Overhaul from My Hero Academia / Cosplay by dat_ashe_cos
For me, cosplay was one of the few instances where I experienced gender euphoria. I get misgendered so frequently in my day-to-day life, no matter how much work I put into deepening my voice, wearing my binders, wearing suits and ties, I still get ma’am’d at my “normie” job and it hurts. Most days I feel like just disappearing, not going to lie.
Cosplay gave me one of my first instances of gender euphoria. I get gendered correctly 90% of the time and it feels incredible.
I will still never forget the time where, from over 15 meters away on stage, a comedian at a con asked my significant other if I was their boyfriend while I was in my Overhaul cosplay from My Hero Academia.
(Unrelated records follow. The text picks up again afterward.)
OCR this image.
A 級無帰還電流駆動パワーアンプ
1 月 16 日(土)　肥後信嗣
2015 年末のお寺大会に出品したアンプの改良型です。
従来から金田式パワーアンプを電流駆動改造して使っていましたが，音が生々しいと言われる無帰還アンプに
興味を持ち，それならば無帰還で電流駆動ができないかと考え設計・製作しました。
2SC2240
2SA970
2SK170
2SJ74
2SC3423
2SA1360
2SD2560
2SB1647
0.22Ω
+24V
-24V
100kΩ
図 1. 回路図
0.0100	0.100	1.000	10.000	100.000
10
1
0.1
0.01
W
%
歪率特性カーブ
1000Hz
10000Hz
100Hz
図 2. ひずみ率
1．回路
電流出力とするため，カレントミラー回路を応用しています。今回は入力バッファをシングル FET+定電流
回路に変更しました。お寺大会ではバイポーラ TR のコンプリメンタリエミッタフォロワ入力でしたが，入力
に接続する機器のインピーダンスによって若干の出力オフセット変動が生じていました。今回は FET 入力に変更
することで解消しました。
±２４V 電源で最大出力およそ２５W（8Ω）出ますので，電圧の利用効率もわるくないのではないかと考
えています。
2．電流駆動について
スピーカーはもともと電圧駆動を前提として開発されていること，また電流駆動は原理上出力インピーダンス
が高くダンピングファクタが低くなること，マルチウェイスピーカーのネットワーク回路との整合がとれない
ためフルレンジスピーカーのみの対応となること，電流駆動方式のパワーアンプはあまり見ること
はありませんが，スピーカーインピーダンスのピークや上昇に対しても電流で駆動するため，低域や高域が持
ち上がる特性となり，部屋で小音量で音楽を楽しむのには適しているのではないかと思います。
The sheer elation I felt still makes me grin to this day and it will always be my favourite cosplay because of that. I am a guy, and cosplay helps me feel comfortable with my body, even when dysphoria is kicking me in the gut.
At a convention in Houston in August of 2021, I was on a panel with several other trans and nonbinary cosplayers and we were talking about our experiences as trans and nonbinary cosplayers during said panel. I will never forget how many people came up to us afterwards and spoke to us about how comforting it was to see cosplayers like us talk about our experiences.
I will never forget this 13yr old coming up to me and asking me for advice on binders and on coming out to his loved ones and, if his family didn’t accept him, if he would find a family in the cosplay community. We were both crying by the end of the conversation.
For any LGBTQ+ creators who may feel like their work passes under the radar. You matter. Representation matters. There are many cosplayers who never see themselves represented at cons. Become the representation you want to see and keep fighting to be seen. You’ll never know how much it means to someone that you exist.